Hastalandığım zaman, şifâ veren, hastalığımı geçiren, O´dur. Beni, öldürecek, sonra, diriltecek olan, O´dur. Ceza gününde kusurlarımı yarlıgayacağını umduğum da, O´dur. Rabb´im! Bana, bir hüküm ihsan et ve beni, Sâlihler zümresine kat! Benden sonrakiler içinde, benim için, bir lisân-ı sıdk (güzel bir anış) ver. Beni, Naîm Cennetinin vârislerinden (onda temelli kalacaklardan) kıl! Babamı da, yarlığa! Çünki, o, sapkınlardandır.

Kulların, kabirlerinden kaldırılacakları gün, beni, rüsvay etme! O gün ki, ne mal yarar verir, ne de, oğullar! Meğer ki, Allah ´a (küfür ve nifaktan) temamen salim, hâlis bir kalb ile gelenler ola.

O günde ki, Cennet, takva sahiplerine (Allâhın buyruklarını yerine getiren, ya­saklarından sakınanlara) yaklaştırılmıştır.

Cehennem de, azgınlara açılıp gösterilmiştir ve onlara:

Allâhı bırakıp ta, taptıklarınız nerede? Size yardım ediyorlar mı?!

Yahud kendi başlarına yardımları dokunuyor mu?! denilmiştir.

Artık, onlar da, o azgınlar da, İblis orduları da, yüzleri koyun top yekûn Cehen nemin içine atılmışlardır.

Orada, birbirleriyle çekişecekler:

Allah´a and olsun ki, gerçekten, biz, apaçık bir sapkınlık içinde idik.

Çünkü, sizi, âlemlerin Rabb´i ile bir tutuyorduk.

Bizi, o mücrimlerden başkası saptırmadı.

Artık, bizim için, ne şefâatcılardan bir kimse, ne de, candan bir dost var!

Bizim için, gerçekten bir geri dönüş olsaydı da, biz de, Mü´minlerden olsaydık!" diyeceklerdir. [65]

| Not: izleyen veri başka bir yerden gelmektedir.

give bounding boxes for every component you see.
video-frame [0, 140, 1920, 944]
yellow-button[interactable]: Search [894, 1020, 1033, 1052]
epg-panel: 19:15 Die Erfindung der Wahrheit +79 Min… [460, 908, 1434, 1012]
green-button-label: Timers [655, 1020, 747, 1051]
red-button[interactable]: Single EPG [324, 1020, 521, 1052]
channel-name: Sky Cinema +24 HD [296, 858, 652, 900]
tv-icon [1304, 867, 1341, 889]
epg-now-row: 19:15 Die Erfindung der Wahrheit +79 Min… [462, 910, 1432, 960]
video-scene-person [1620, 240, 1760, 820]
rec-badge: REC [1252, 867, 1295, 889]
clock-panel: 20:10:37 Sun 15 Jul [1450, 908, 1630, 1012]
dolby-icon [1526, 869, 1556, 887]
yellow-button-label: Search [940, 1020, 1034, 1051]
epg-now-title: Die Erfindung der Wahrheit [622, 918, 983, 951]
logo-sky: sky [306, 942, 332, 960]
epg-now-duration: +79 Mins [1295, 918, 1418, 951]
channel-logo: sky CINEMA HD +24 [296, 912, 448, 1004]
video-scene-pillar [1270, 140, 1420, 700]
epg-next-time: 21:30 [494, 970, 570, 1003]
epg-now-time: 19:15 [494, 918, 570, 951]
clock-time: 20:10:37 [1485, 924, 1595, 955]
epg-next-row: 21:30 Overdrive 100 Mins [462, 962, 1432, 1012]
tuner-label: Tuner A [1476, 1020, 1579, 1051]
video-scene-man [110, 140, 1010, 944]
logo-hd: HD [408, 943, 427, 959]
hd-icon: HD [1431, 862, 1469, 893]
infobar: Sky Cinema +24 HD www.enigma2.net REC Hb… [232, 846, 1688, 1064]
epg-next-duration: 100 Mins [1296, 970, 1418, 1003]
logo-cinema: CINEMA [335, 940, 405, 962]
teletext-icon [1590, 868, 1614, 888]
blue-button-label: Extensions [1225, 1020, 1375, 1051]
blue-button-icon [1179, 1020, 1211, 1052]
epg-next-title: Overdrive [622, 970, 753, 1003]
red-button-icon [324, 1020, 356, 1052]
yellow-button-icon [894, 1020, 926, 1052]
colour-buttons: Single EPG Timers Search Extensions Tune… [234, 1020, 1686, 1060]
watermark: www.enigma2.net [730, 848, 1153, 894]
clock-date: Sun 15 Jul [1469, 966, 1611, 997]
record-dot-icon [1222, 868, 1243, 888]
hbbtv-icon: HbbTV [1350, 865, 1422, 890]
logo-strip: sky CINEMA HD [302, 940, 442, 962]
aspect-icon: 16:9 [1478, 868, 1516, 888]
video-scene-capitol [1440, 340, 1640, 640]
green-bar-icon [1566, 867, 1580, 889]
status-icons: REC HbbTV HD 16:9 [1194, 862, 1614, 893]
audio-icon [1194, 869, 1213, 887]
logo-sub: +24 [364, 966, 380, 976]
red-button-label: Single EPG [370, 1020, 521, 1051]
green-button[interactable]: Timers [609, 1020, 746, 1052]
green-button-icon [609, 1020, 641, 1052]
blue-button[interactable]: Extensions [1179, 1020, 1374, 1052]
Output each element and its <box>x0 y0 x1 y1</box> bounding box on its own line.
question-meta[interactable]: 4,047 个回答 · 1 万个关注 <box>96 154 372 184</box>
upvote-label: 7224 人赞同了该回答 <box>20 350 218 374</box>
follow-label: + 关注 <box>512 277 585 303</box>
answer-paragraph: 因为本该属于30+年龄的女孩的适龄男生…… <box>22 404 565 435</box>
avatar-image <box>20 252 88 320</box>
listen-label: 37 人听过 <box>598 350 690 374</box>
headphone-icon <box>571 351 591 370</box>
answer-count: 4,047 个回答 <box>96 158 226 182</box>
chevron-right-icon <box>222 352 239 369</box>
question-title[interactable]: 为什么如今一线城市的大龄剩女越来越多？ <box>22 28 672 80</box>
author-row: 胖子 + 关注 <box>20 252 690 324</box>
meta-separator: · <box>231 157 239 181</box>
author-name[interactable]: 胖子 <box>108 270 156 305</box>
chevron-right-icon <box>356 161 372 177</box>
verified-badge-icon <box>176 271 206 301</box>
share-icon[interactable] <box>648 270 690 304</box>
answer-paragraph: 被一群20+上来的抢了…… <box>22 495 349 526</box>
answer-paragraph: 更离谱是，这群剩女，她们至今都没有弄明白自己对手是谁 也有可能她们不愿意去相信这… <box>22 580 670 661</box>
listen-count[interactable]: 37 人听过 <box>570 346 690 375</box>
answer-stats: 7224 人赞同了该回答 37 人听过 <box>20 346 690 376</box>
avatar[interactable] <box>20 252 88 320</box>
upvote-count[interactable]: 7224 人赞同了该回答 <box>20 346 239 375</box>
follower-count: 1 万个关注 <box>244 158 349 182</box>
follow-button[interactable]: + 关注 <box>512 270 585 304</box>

[60] Yâkubî-Tarih c.1,s.24, Mes´ûdî-Murûcuzzeheb c.1,s.45

[61] Yâkubî-Tarihc.1,s.24

[62] Meryem: 42-48

[63] Tevbe: 114

[64] Enbiya: 52-56

[65] Şuarâ: 70-102.

M. Asım Köksal, Peygamberler Tarihi, Türkiye Diyanet Vakfı Yayınları: 1/149-152.



Konu Başlığı: Ynt: İbrahim Aleyhisselâmın Peygamber Oluşu
Gönderen: Ramazan. üzerinde 06 Mart 2015, 15:28:34
Es Selamün Aleyküm . İbrahim (A.S.)'a Yüce ALLAH tarafından peygamberlik verilmiştr. O da kavmine putlara tapmayıp yeri , gökleri , evreni bütün kainatı ve bizleri yaratan Rabbimize tapmaya çağırıyordu . Babası da put yapan putperestlerden di . Babasını da davet etti  ama onlar yüz çevirdiler.


Konu Başlığı: Ynt: İbrahim Aleyhisselâmın Peygamber Oluşu
Gönderen: Ceren üzerinde 06 Mart 2015, 19:17:41
Aleykümselam.Rabbim razı olsun paylaşımdan Sümeyye abla.Hz. İbrahim'e vahiy geldi.Ve Hz. İbrahim  babasını ve kavmini iman etmeye davet etti.Ama babası ve kavmi putlara tapmaya devam ettiler.